The U.S. signed neither the 1954 or 1961 conventions on statelessness, and 7 FAM 1215 says that the State Department “will accept and approve renunciations of persons who do not already possess another nationality”. (Maybe BrassAge thinks the prohibition against voluntary statelessness is a peremptory norm of international law and should thus bind the U.S. even without its signature, though that’s a giant stretch, and really not something I’d expect to hear out of the mouth of a U.S. government employee.)
But all that is neither here nor there: very few people voluntarily make themselves stateless anyway, and everyone Solomon mentioned in her article was already a citizen of another country, so it’s unclear why BrassAge is getting so agitated about this non-issue. (Maybe s/he’s one of the folks who’s been getting yelled at for all the mess caused by Harmon Wilfred’s renunciation.)

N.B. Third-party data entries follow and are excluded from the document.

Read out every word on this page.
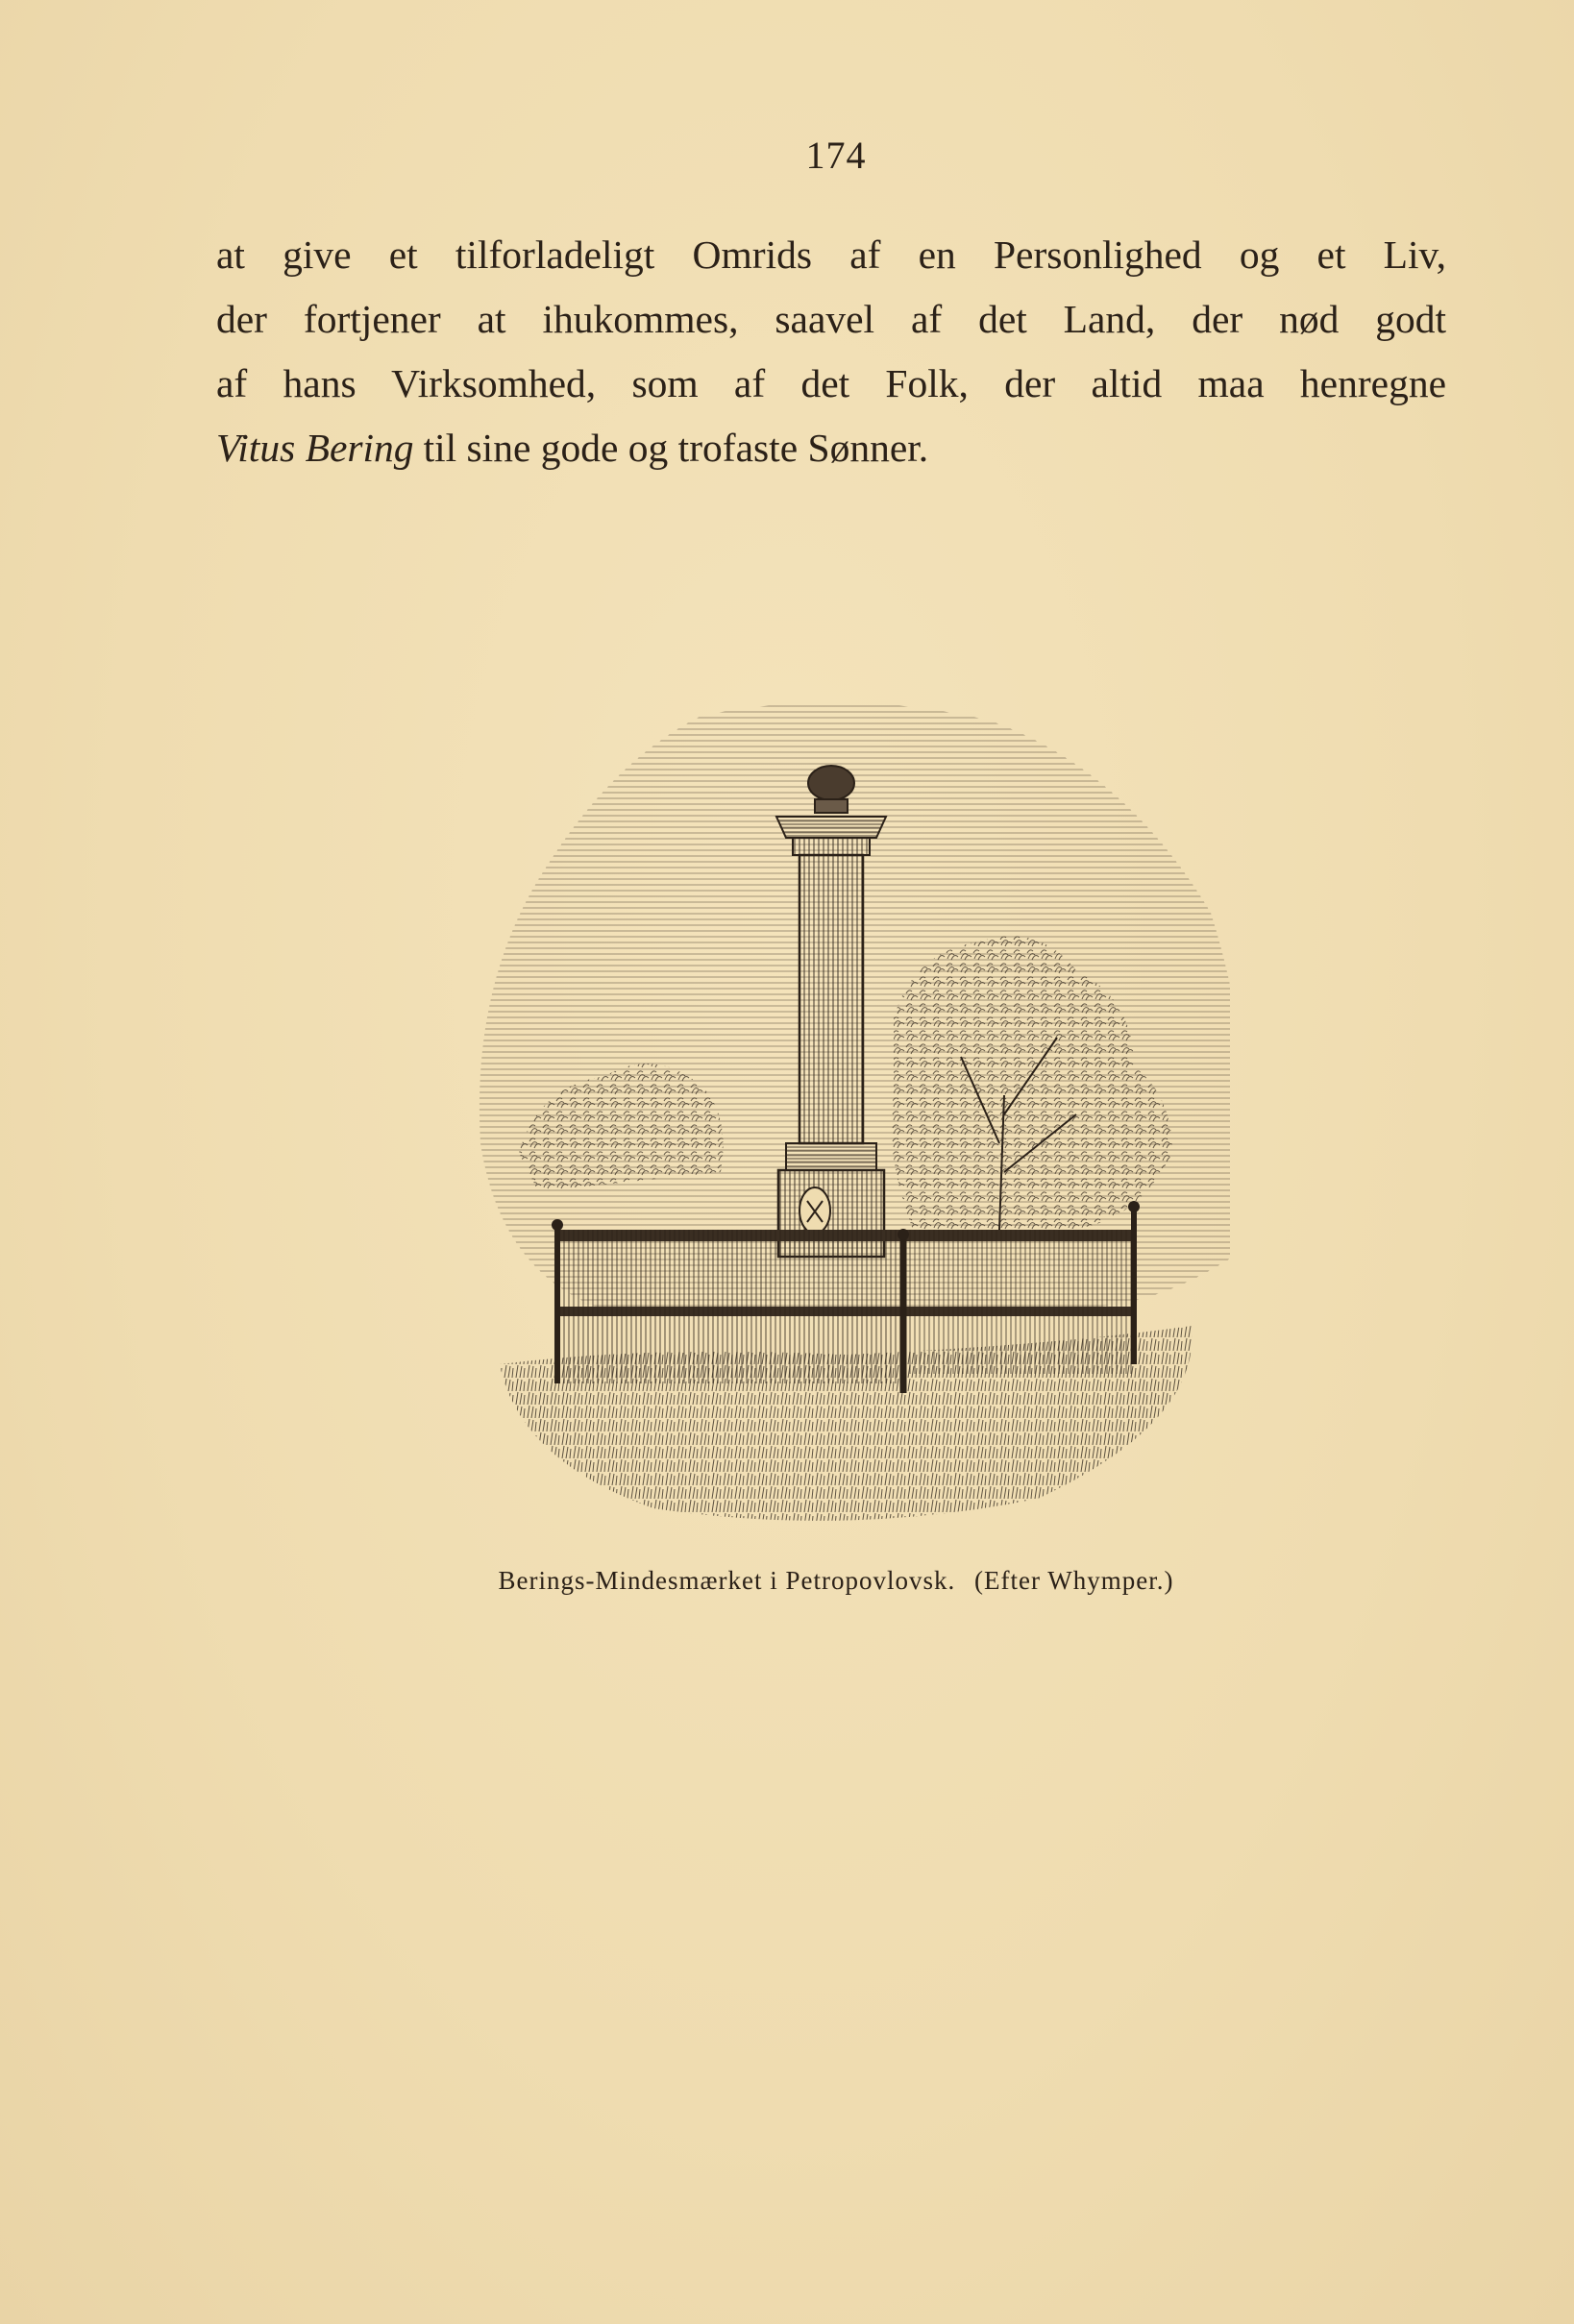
174
at give et tilforladeligt Omrids af en Personlighed og et Liv,
der fortjener at ihukommes, saavel af det Land, der nød godt
af hans Virksomhed, som af det Folk, der altid maa henregne
Vitus Bering til sine gode og trofaste Sønner.
Berings-Mindesmærket i Petropovlovsk. (Efter Whymper.)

Insults people trying to conduct ordinary personal finance
Solomon mentioned on Reddit that “Another guy I spoke with has an 11 year-old daughter in Europe. She can’t find a bank to open an account for her because of her US citizenship.” (I’m disappointed that her editor apparently thought Eduardo Saverin was worth mentioning in the final article but this wasn’t.) Our State Department friend’s response to that:
2) The argument that an 11 year old can’t get a bank account strikes me as particularly weak. Outside of the Mary Poppins Universe, what children have independent bank accounts? Do they have independent income to fill those accounts, or do their parents want to use those accounts for their own purposes?

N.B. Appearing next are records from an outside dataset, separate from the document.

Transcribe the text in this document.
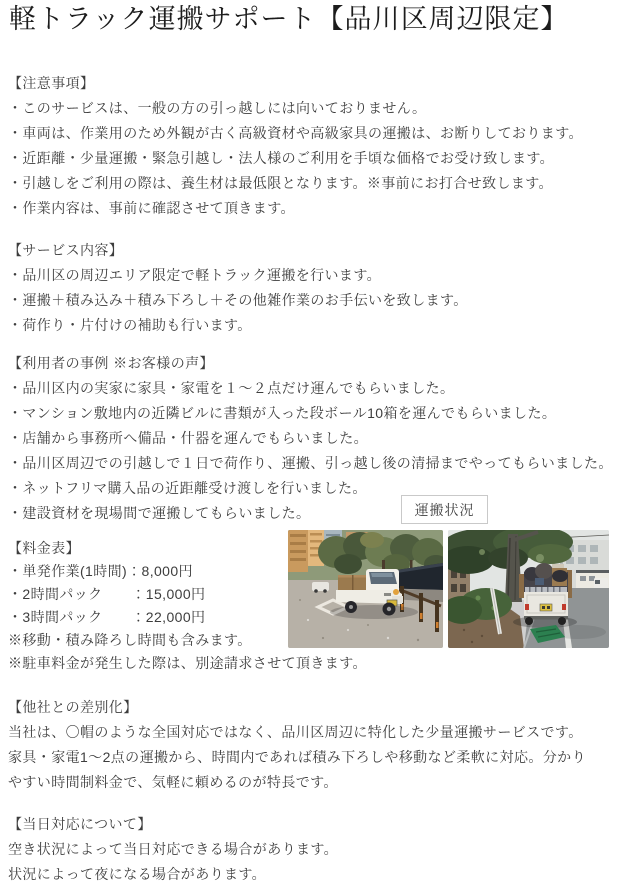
軽トラック運搬サポート【品川区周辺限定】
【注意事項】
・このサービスは、一般の方の引っ越しには向いておりません。
・車両は、作業用のため外観が古く高級資材や高級家具の運搬は、お断りしております。
・近距離・少量運搬・緊急引越し・法人様のご利用を手頃な価格でお受け致します。
・引越しをご利用の際は、養生材は最低限となります。※事前にお打合せ致します。
・作業内容は、事前に確認させて頂きます。
【サービス内容】
・品川区の周辺エリア限定で軽トラック運搬を行います。
・運搬＋積み込み＋積み下ろし＋その他雑作業のお手伝いを致します。
・荷作り・片付けの補助も行います。
【利用者の事例 ※お客様の声】
・品川区内の実家に家具・家電を１～２点だけ運んでもらいました。
・マンション敷地内の近隣ビルに書類が入った段ボール10箱を運んでもらいました。
・店舗から事務所へ備品・什器を運んでもらいました。
・品川区周辺での引越しで１日で荷作り、運搬、引っ越し後の清掃までやってもらいました。
・ネットフリマ購入品の近距離受け渡しを行いました。
・建設資材を現場間で運搬してもらいました。
【料金表】
・単発作業(1時間)：8,000円
・2時間パック　　：15,000円
・3時間パック　　：22,000円
※移動・積み降ろし時間も含みます。
※駐車料金が発生した際は、別途請求させて頂きます。
【他社との差別化】
当社は、〇帽のような全国対応ではなく、品川区周辺に特化した少量運搬サービスです。
家具・家電1～2点の運搬から、時間内であれば積み下ろしや移動など柔軟に対応。分かり
やすい時間制料金で、気軽に頼めるのが特長です。
【当日対応について】
空き状況によって当日対応できる場合があります。
状況によって夜になる場合があります。
運搬状況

This reflects the usual Homelander view that “foreign accounts” are nefarious and used only for money laundering, drug dealing, and terrorism. Meanwhile, most Homeland financial institutions, including the State Department Federal Credit Union, offer accounts to minors as well, even if they have no “independent income” and just want to deposit birthday checks from their aunts. (Clearly, if U.S. laws cause minors to be denied an account in the country where they live, the solution is for them to open offshore accounts in the World’s Greatest Tax Haven.)
Tries to justify the world’s highest renunciation fee
4) For most people, the entire process takes about 6 months. The final interview itself is about 45 minutes, but there are months of legal review before the act, which is largely responsible for the high cost. After all, it seems silly to charge American taxpayers for legal hours spent reviewing the process of unmaking an American.

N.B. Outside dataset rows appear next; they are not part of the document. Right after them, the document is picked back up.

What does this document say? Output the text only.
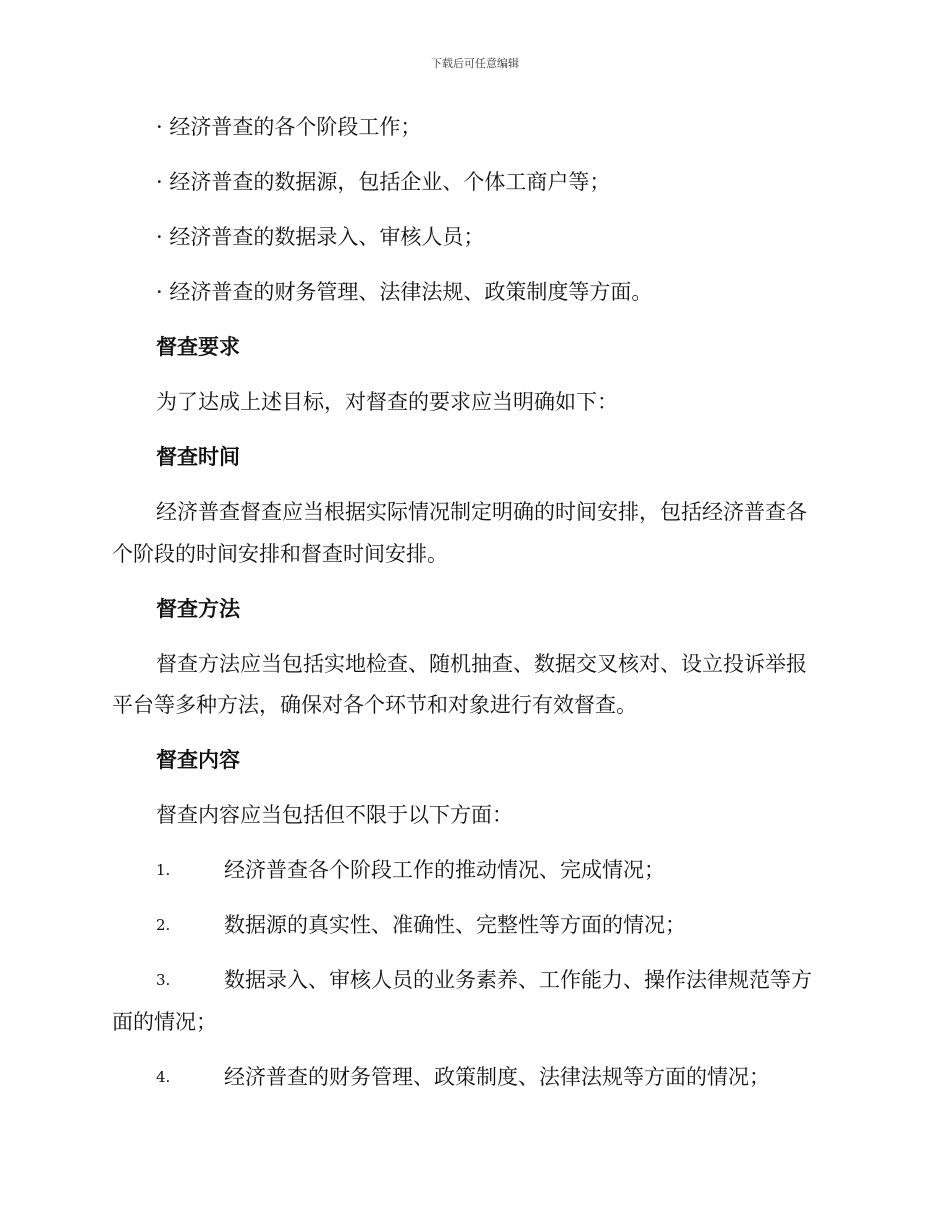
下载后可任意编辑
· 经济普查的各个阶段工作；
· 经济普查的数据源，包括企业、个体工商户等；
· 经济普查的数据录入、审核人员；
· 经济普查的财务管理、法律法规、政策制度等方面。
督查要求
为了达成上述目标，对督查的要求应当明确如下：
督查时间
经济普查督查应当根据实际情况制定明确的时间安排，包括经济普查各
个阶段的时间安排和督查时间安排。
督查方法
督查方法应当包括实地检查、随机抽查、数据交叉核对、设立投诉举报
平台等多种方法，确保对各个环节和对象进行有效督查。
督查内容
督查内容应当包括但不限于以下方面：
1.	经济普查各个阶段工作的推动情况、完成情况；
2.	数据源的真实性、准确性、完整性等方面的情况；
3.	数据录入、审核人员的业务素养、工作能力、操作法律规范等方
面的情况；
4.	经济普查的财务管理、政策制度、法律法规等方面的情况；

Seeing as changing your nationality is a human right, enshrined in Article 15 of the UDHR, it seems equally silly to put all these absurd make-work barriers in the way of people who don’t want any further affiliation with your country, which is why other countries don’t do it, and instead figure out how to get the work done more quickly and cheaply. For example China — recently lambasted by the American press as a racist violator of international law for its policy (analogous to the U.S.’ own policy) of not letting Hong Kong dual citizens use their foreign passports to travel to the mainland — lets you renounce citizenship for US$19 by mail. Taiwan charges $30. Chile lets you exercise your right to change your nationality for free.
This is hardly the most Orwellian thing that the State Department has said in the service of defending its indefensible fee — that award goes to the statement last year by Undersecretary of State for Management Patrick Kennedy claiming that all this nonsense “does not impinge, but rather protects, the right of expatriation”. (Imagine the reaction from Homelanders if the U.S. government started trying to “protect” the right to marry or the right of free speech in a similar fashion.)
That said, many Brockers have testified to meeting polite, efficient, and competent State Department officers on their big day — so let’s hope that after you’ve waited 10 months for an appointment, you get one of the good ones, rather than a rude, ignorant ultranationalist.